Le pain italien
30 novembre 2006
version 1
Je prends la photo, un peu vite, sans réglages, avant qu'ils ne disparaissent, et le coeur et les enfants.
De les avoir vu faire le mien est plus léger même s'il est toujours gros. Je range soigneusement l'appareil dans son étui et file d'un pas rapide sur le chemin du cinéma.
Ce n'est qu'en y parvenant que je me souviens ma faim. Il est trop tard pour faire demi tour, d'autant plus qu'il s'agit d'une séance avec un invité (1). Alors je prends mon billet et me contente d'un mokaccino sans sucre au modeste mais bienvenu distributeur du Méliès.
version 2
Je me relève après cliché à deux pas de la boulangerie où je comptais aller. Tellement près d'ailleurs, que des clients qui en sortaient me regardent éberlués, comme si soudain j'avais surgi d'un souterrain sous leurs pas.
Ils me tiennent poliment la porte. Je vois aussitôt que la rangée des pains italiens est aussi vide que mon compte en banque, quoiqu'on ne fasse point encore des pains en débit. J'envisage l'éventualité d'une dé-multiplication. J'ai dû esquisser un sourire à cette étrange idée : la jeune boulangère qui respectait mon silence puisque personne ne suivait, sourit à son tour.

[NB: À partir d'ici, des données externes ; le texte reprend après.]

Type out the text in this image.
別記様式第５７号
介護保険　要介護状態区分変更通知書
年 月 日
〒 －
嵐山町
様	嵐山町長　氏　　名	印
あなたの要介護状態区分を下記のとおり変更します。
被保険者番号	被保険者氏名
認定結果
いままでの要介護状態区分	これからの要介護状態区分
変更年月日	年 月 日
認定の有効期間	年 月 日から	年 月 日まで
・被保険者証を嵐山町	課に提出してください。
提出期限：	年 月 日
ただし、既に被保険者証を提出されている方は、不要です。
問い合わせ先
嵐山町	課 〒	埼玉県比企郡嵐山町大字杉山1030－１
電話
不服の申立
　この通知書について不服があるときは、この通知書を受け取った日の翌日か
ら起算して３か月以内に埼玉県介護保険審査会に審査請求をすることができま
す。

Quand elle constate mon retour au monde concret, elle me demande :
- Vous désirez ?
Je désigne des yeux la rangée désertée :
- Il n'y a plus de pains italiens ?
J'ai eu le temps de penser Plus rien ni plus personne, ça a dû me donner l'air triste. Alors, gentille, elle s'empresse :
- Non, tout est parti, mais je vais voir s'il ne nous en reste pas un.
Elle a dû songer, elle vient de loin exprès, ce qui dans l'absolu est plutôt bien vu même si au préalable j'ai fait quelques étapes.
J'esquisse un geste pour lui éviter d'aller dans la réserve, leurs pains ronds semoules (2) sont également très bons. Leur seul défaut étant de ne pas me rappeler l'Italie.
version 2.1
Elle revient d'un air navré. J'achète donc une galette et puis un sablé car ils me semblent bons. Je file ensuite vers le cinéma, où j'arrive in extremis pour la séance prévue (1).
version 2.2
Elle revient toute heureuse avec un pain bien cuit. Elle semble s'en excuser, mais je dis qu'au contraire, j'aime le pain bien doré.
A l'idée du régal qui m'attend, et parce que mon programme du matin m'a plutôt affamée, j'effectue pour payer un geste précipité. Mon porte monnaie-feuille-et-cartes usé s'ouvre sauvagement en sortant de ma poche et répand généreusement ses pièces sur le carrelage au sol. Une personne qui venait d'entrer, spontanément m'aide à ramasser ses semailles perdues. Il n'y en a pas tant, mais suffisamment pour que je puisse faire l'appoint. Je remercie et repars vers le cinéma. Si je résiste plus de 3 mètres à l'appel du croûton c'est uniquement afin de fermer derrière moi la porte de la boutique sans laisser choir de nouveaux éléments.
(1) pour ceux que ça intéresse : Point Blank de John Boorman en présence d'icelui.
(2) une note un jour à venir sur tous les noms que je leur ai croisés (en phonétique pataude : batbot, matlouf, ou à Montreuil galettes semoule) mais je dois au préalable un peu me documenter : ça ne fait que 4 ou 5 jour que j'ai enfin compris que kitab signifiait "livre")
[photo : la boulangerie, la vraie, rue de Paris, et qui fait réellement de l'excellent pain italien (3)]
(3) je tiens à préciser que je n'ai aucun pourcentage sur les ventes, je ne suis qu'une cliente des dimanche et jours cinés.
Billet écrit afin de ne pas laisser cruellement Fulie dans l'incertitude.
(cf. commentaires du billet précédent)
Encore que (je ne sais pas si après on est tellement plus avancé).
Le mode en arborescence m'est probablement revenu d'un ou deux films d'Alain Resnais "Smoking - No Smoking" qu'un billet récent de Traou
et ma propre vraie vie, m'ont remis récemment en mémoire.